Hello,
I have created a pipelined workflow system API (HTGS ·) and am in the process of testing it on a block decomposition for general matrix-matrix multiplication (GEMM).
My workflow consists of the following tasks:
(1) Read from disk for matrices A and B
(2) Copy from CPU memory to GPU memory
(3) Detect when two matrices loaded are ready to initiate GEMM
(3) Execute GEMM using cuBLAS
(4) Copy from GPU memory to CPU memory
(5) Accumulate results on the CPU
All of these tasks run on separate threads and run asynchronously using separate streams. My intention is to overlap the various I/O sections with computation.
I pre-allocate a pool of memory buffers that are used for both of the copy operations. I want to use cudaMemcpyAsync for this, so they are allocated using cudaMallocHost to get pinned memory.
Here is a brief example of how the workflow processes the computation:
cudaMallocHost(devA ... );
cudaMallocHost(devB ...);
cudaMallocHost(devC ...);
[THREAD1]
cudaMemcpyAsync(devA, cpuA, streamA)
syncStream(streamA)
[THREAD2]
cudaMemcpyAsync(devB, cpuB, streamB)
syncStream(streamB)
[THREAD3]
cublasSetStream_v2(handle, streamABC)
cublasDgemm_v2(devA, devB, devC ..)
What I am seeing is THREAD1 and THREAD2 are completing quickly. THREAD3 is using the GPU at 100% utilization but is taking a very long time to compute the matrix multiplications. I suspect that the pinned memory is the cause for this and it is thrashing with memory.
If that is the case, I could use cudaMalloc to allocate devA, devB, and devC; however, this would make it so I cannot overlap the PCI express transfers with computation.
One alternate method I am considering is to allocate a piece of memory using cudaMallocHost for each copy thread and then use a pool of memory allocated with cudaMalloc. This way, I would copy from host to device using the cudaMallocHost piece and then do a copy kernel from the pinned memory to the cudaMalloc device memory.

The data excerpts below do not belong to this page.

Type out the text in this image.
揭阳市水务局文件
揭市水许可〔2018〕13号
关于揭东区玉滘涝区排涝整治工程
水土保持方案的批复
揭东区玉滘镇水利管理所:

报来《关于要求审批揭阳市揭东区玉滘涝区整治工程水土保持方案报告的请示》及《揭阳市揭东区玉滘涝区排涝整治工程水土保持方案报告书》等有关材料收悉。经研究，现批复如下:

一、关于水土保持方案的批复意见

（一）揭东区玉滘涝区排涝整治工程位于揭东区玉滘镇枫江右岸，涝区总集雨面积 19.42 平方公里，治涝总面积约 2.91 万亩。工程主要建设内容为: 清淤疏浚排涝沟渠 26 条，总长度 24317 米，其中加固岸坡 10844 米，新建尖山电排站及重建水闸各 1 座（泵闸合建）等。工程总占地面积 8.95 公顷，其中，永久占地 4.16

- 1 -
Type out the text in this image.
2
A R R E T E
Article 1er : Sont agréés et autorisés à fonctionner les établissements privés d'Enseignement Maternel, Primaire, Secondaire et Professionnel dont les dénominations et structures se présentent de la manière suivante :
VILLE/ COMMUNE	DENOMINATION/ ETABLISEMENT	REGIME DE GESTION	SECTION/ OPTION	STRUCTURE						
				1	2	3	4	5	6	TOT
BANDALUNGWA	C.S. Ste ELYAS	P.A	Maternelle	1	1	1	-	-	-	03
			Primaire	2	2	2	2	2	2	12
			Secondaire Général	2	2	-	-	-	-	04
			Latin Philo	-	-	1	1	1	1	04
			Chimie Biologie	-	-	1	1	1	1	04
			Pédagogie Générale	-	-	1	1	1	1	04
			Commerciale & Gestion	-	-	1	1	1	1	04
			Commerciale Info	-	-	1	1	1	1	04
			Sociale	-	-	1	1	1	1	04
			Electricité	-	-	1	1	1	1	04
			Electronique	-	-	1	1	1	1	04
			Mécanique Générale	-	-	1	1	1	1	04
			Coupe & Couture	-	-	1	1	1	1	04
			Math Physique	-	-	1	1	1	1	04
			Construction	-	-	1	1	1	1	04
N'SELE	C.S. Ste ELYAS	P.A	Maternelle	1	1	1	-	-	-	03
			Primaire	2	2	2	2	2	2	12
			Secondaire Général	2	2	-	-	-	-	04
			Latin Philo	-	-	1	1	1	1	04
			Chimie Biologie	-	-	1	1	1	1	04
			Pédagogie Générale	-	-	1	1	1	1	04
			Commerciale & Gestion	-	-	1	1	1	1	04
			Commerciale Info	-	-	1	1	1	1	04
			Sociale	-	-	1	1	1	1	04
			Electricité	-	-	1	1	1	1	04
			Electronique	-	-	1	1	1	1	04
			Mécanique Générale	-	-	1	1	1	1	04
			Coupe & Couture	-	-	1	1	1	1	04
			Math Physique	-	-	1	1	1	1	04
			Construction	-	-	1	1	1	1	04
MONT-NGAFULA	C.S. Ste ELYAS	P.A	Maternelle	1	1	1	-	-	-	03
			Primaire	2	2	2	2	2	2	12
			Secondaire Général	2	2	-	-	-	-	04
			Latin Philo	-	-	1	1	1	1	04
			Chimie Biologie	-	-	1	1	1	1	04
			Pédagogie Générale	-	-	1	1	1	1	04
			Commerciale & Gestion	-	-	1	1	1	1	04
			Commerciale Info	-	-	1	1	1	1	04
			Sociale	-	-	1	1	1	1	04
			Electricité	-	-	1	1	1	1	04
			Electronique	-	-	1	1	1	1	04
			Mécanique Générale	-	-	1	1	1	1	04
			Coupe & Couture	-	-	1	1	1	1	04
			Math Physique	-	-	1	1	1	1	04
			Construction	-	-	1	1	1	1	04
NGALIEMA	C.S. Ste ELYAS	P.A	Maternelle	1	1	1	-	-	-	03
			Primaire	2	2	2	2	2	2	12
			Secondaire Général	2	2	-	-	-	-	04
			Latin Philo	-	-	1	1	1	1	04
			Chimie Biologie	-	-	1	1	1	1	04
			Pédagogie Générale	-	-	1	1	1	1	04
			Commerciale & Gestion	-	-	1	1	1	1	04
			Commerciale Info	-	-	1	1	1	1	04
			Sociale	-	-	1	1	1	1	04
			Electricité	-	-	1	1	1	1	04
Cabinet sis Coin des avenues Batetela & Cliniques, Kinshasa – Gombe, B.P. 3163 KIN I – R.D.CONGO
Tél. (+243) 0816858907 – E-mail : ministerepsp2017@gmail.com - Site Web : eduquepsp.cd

Anyways, I am fairly perplexed by this situation and how to get around it so any input would be greatly appreciated. The full test case/source code is found here: GitHub - usnistgov/HTGS-Tutorials
You will need openBLAS and the HTGS API to compile the test suite: http://www.openblas.net/ and GitHub - usnistgov/HTGS: The Hybrid Task Graph Scheduler API
This workflow is designed to test the API and I intend to compare it with cuBLASXT.